Suddenly the post I was writing no longer made sense. It made sense while I was sitting at my sewing machine putting the finishing touches on a dress I concocted today, and it even had a point, but I must have lost that point somewhere between doing the hem, adding the lace border and fixing a loose tie on the bodice (I like that word, bodice...it's very proper-sounding, though also risqué, putting one in mind of beadwork and lace, and possibly ripping, done by a well-muscled man in a ten-cent romance novel).

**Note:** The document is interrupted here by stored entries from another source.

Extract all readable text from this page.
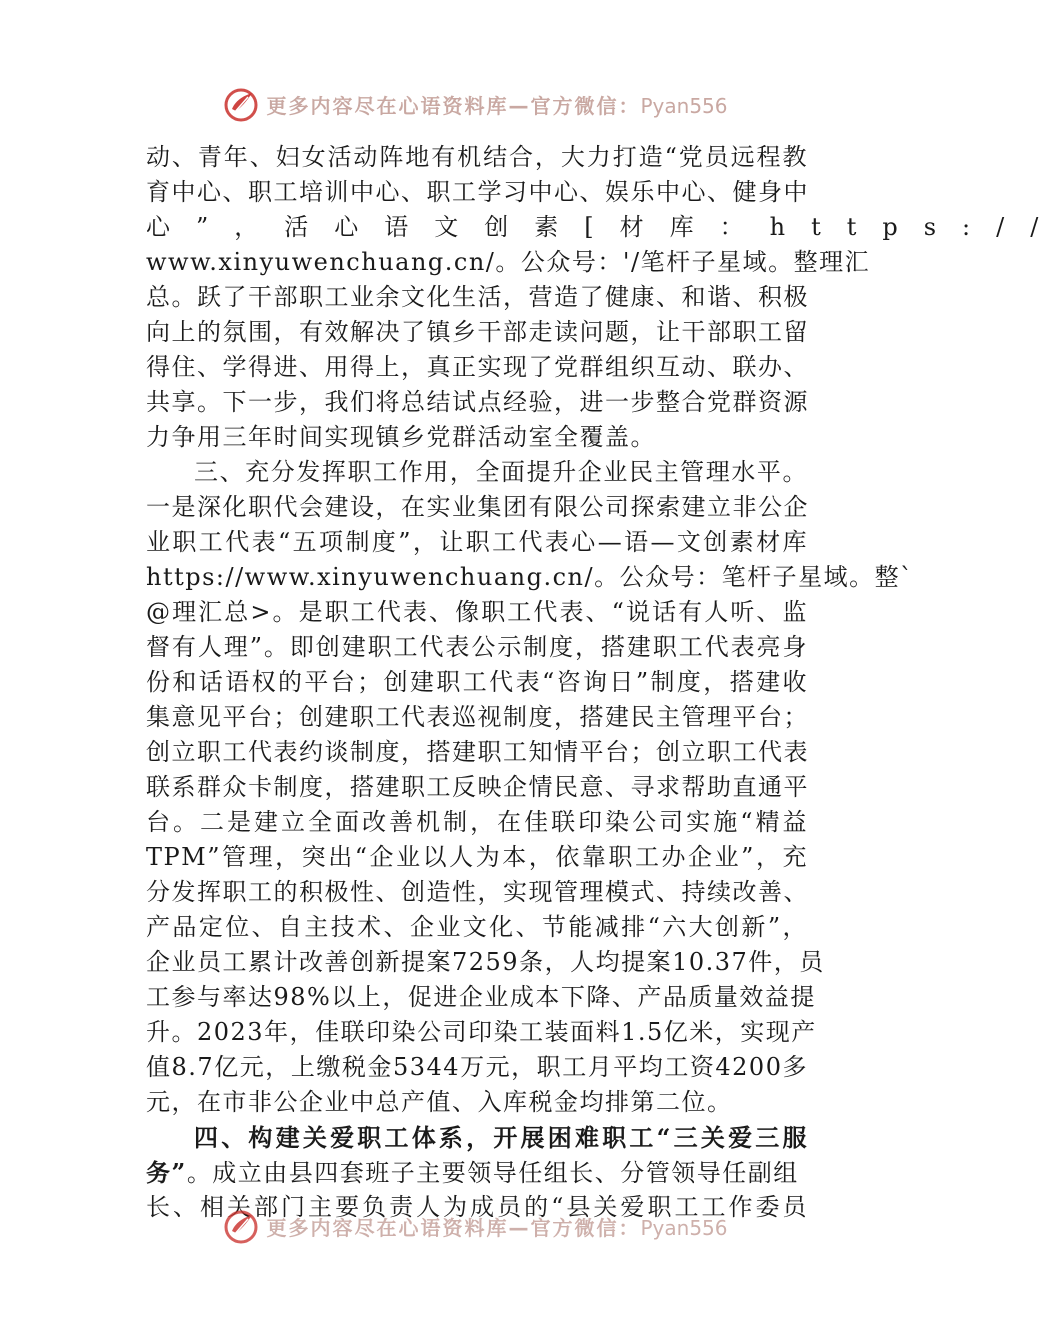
更多内容尽在心语资料库—官方微信：Pyan556
动、青年、妇女活动阵地有机结合，大力打造“党员远程教
育中心、职工培训中心、职工学习中心、娱乐中心、健身中
心”，活心语文创素[材库：https://
www.xinyuwenchuang.cn/。公众号：'/笔杆子星域。整理汇
总。跃了干部职工业余文化生活，营造了健康、和谐、积极
向上的氛围，有效解决了镇乡干部走读问题，让干部职工留
得住、学得进、用得上，真正实现了党群组织互动、联办、
共享。下一步，我们将总结试点经验，进一步整合党群资源
力争用三年时间实现镇乡党群活动室全覆盖。
三、充分发挥职工作用，全面提升企业民主管理水平。
一是深化职代会建设，在实业集团有限公司探索建立非公企
业职工代表“五项制度”，让职工代表心—语—文创素材库
https://www.xinyuwenchuang.cn/。公众号：笔杆子星域。整`
@理汇总>。是职工代表、像职工代表、“说话有人听、监
督有人理”。即创建职工代表公示制度，搭建职工代表亮身
份和话语权的平台；创建职工代表“咨询日”制度，搭建收
集意见平台；创建职工代表巡视制度，搭建民主管理平台；
创立职工代表约谈制度，搭建职工知情平台；创立职工代表
联系群众卡制度，搭建职工反映企情民意、寻求帮助直通平
台。二是建立全面改善机制，在佳联印染公司实施“精益
TPM”管理，突出“企业以人为本，依靠职工办企业”，充
分发挥职工的积极性、创造性，实现管理模式、持续改善、
产品定位、自主技术、企业文化、节能减排“六大创新”，
企业员工累计改善创新提案7259条，人均提案10.37件，员
工参与率达98%以上，促进企业成本下降、产品质量效益提
升。2023年，佳联印染公司印染工装面料1.5亿米，实现产
值8.7亿元，上缴税金5344万元，职工月平均工资4200多
元，在市非公企业中总产值、入库税金均排第二位。
四、构建关爱职工体系，开展困难职工“三关爱三服
务”。成立由县四套班子主要领导任组长、分管领导任副组
长、相关部门主要负责人为成员的“县关爱职工工作委员
更多内容尽在心语资料库—官方微信：Pyan556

Windows open, quiet evening, silent birds
Sometimes I stop and wonder at the fact that I can write anything, make anything, do anything. A friend and I had a conversation about this some months ago. Do you ever fear that you'll do something completely ridiculous and unprecedented, like stand up in church and start yelling obscenities? Or tear off your clothes and run around nude downtown? Fail to turn the wheel when driving around a sharp corner, and just fly off the edge, through the guard rail, into whatever river or gully or abyss may lie below?
That's how I feel about everything sometimes. I know I would never do those things, but I could. That's the thing. I could. And how easy might it be to travel from this place, this very sensible place, to the place where those things could easily happen? Is that insanity, that place?
I think it's because of problems like this, and because of the way I'm able to create—from pieces of fabric and plenty of thread, without a pattern except the one I create, mostly in my mind and a little on paper, in order to work out the dimensions of the thing, or from beads and wire, with the help of just one pair of needle-nose pliers—things with finished edges, things of unique form and a little beauty (have I lost you? this is where the sentence answers the "because") that I must believe in God, in Christ, in the Holy Ghost, in creation and incarnation, in all those mysteries I wish I could explain, if only to myself. If that logic doesn't make sense to anyone but me, I am not surprised.
I went hiking for a few hours yesterday, and as I was walking along, enjoying the birds and trees and even the red dust, it occurred to me that I might not have been this sort of person: the sort of person who willingly goes out among the trees, alone, and enjoys it. I might have been the sort of person who hates nature or being outdoors and smelling like trees and wind and sweat after it's all over. I can't understand that.
The tulips on my desk continue to open
Once again, I'm trying to write about too many things. My point: I've had lots of time to think this week, and this is how some of it comes out. As I was nearing the end of my sewing project tonight, I remembered that it's good not to let all of it come out. I was composing many things in my head, and I let them go, unwritten, into that abyss. It's a useful place, that abyss. And nearly full, I imagine, except that it's an abyss, and abysses, by their very nature, never fill up.
Maybe this is just my mind trying to catch up with my hands. I've had a creative week: I made some jewelry for a friend to wear as a bridesmaid, and then I made a skirt the other day and a dress today, as well as a blackberry pie earlier in the week. I feel accomplished when I design or create or fix something, just as I feel accomplished when I set pen to paper and write out a poem, however unpolished.

Perhaps I write foolishly, in haste, with too little thought, without needed revision. Perhaps the charms of language, of thoughts made words, work too swiftly on me. Perhaps I too readily accept the temptation of creation.